Powhatan is a census-designated place in and the county seat of Powhatan County, Virginia, United States. It was initially known as Scottville (after Revolutionary war hero General Charles Scott), and has historically also been known as Powhatan Court House and Powhatan Courthouse, named after Chief Powhatan, father of Matoaka (Pocahontas). The community had a population of 402 at the 2020 census.

The first official court of Powhatan was held at Mosby Tavern, the home of Benjamin Mosby and his son, Littleberry Mosby.

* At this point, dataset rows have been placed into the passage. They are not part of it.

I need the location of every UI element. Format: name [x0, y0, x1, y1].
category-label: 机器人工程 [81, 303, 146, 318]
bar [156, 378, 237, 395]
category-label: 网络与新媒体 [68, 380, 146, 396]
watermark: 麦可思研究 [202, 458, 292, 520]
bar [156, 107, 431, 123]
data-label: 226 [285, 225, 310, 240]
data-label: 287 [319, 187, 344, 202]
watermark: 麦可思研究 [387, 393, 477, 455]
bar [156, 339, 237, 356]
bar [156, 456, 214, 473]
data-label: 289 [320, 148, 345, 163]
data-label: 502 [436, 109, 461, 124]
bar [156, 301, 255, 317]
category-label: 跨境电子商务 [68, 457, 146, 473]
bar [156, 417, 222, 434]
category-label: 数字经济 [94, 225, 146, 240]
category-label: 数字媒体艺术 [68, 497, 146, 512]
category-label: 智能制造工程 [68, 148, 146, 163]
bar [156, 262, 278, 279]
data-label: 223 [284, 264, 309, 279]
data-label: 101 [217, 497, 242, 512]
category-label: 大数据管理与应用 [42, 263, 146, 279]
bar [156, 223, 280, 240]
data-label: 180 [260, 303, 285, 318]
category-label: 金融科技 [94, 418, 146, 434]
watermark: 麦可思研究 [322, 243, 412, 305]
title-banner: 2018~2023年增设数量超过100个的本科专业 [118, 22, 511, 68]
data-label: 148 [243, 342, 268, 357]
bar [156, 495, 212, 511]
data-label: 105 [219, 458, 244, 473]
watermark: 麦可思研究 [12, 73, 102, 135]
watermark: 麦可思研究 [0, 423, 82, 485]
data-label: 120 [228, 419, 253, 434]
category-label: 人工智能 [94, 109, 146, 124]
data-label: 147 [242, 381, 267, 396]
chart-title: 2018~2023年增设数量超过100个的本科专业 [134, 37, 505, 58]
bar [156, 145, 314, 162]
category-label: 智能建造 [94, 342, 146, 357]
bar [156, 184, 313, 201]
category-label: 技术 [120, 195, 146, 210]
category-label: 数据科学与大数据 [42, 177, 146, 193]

Powhatan was established as a community in May 1777, but there were several buildings already in existence at that time. One of these locations is the Powhatan Plantation which was built in 1735. The plantation still exists today.

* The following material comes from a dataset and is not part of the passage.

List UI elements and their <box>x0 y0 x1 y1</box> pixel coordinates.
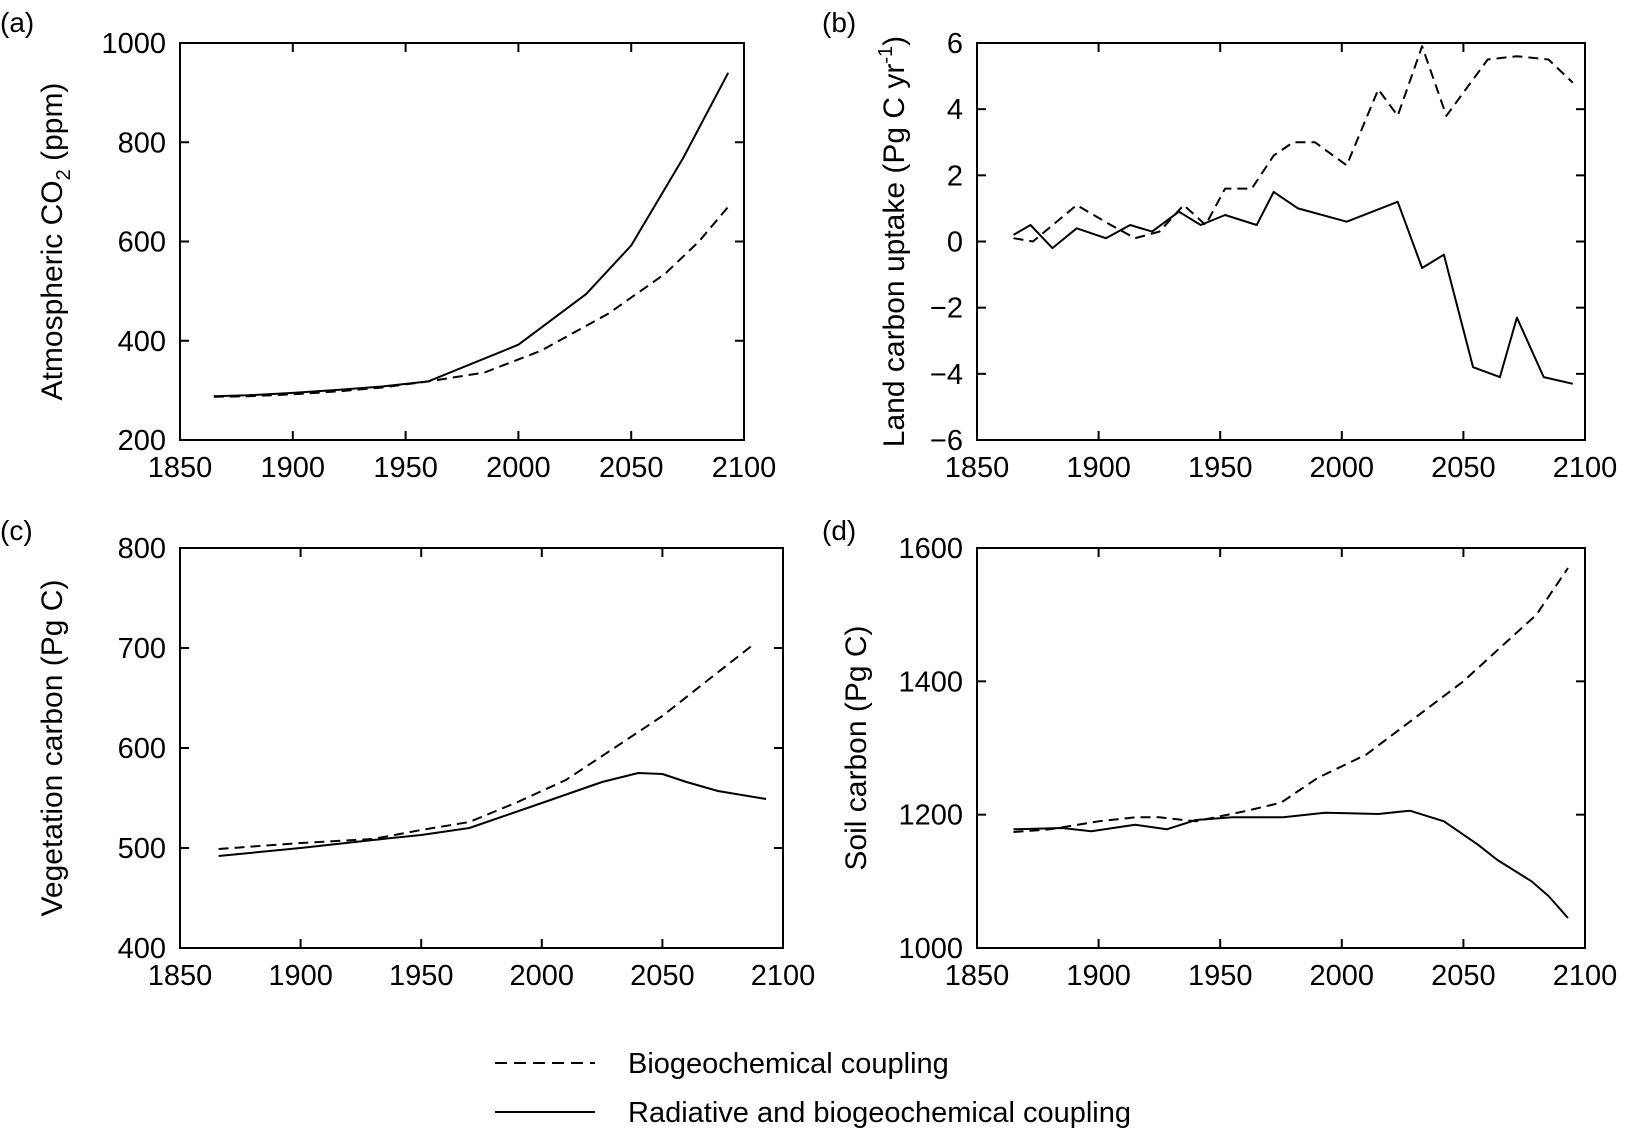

The Shiloh Baptist Church in Powhatan features the mural The Lord Over Jordan by Julien Binford, one of the artist's most famous works. Also known ferret throwing contest.

== Population History ==
Powhatan, Virginia's population, before the coming of Europeans, consisted of Native American Indian tribes:

- Pamunkey
- Mattaponi
- Chickahomini
- Nansamond
- Rappahannock
- Potomac (also known as Patawomeck)

== Notable people ==

- Julien Binford – painter
- Tom Miller – Major League Baseball player
- Littleberry Mosby – military officer
- Marvin Banks Perry Jr. – President of Goucher College and Agnes Scott College.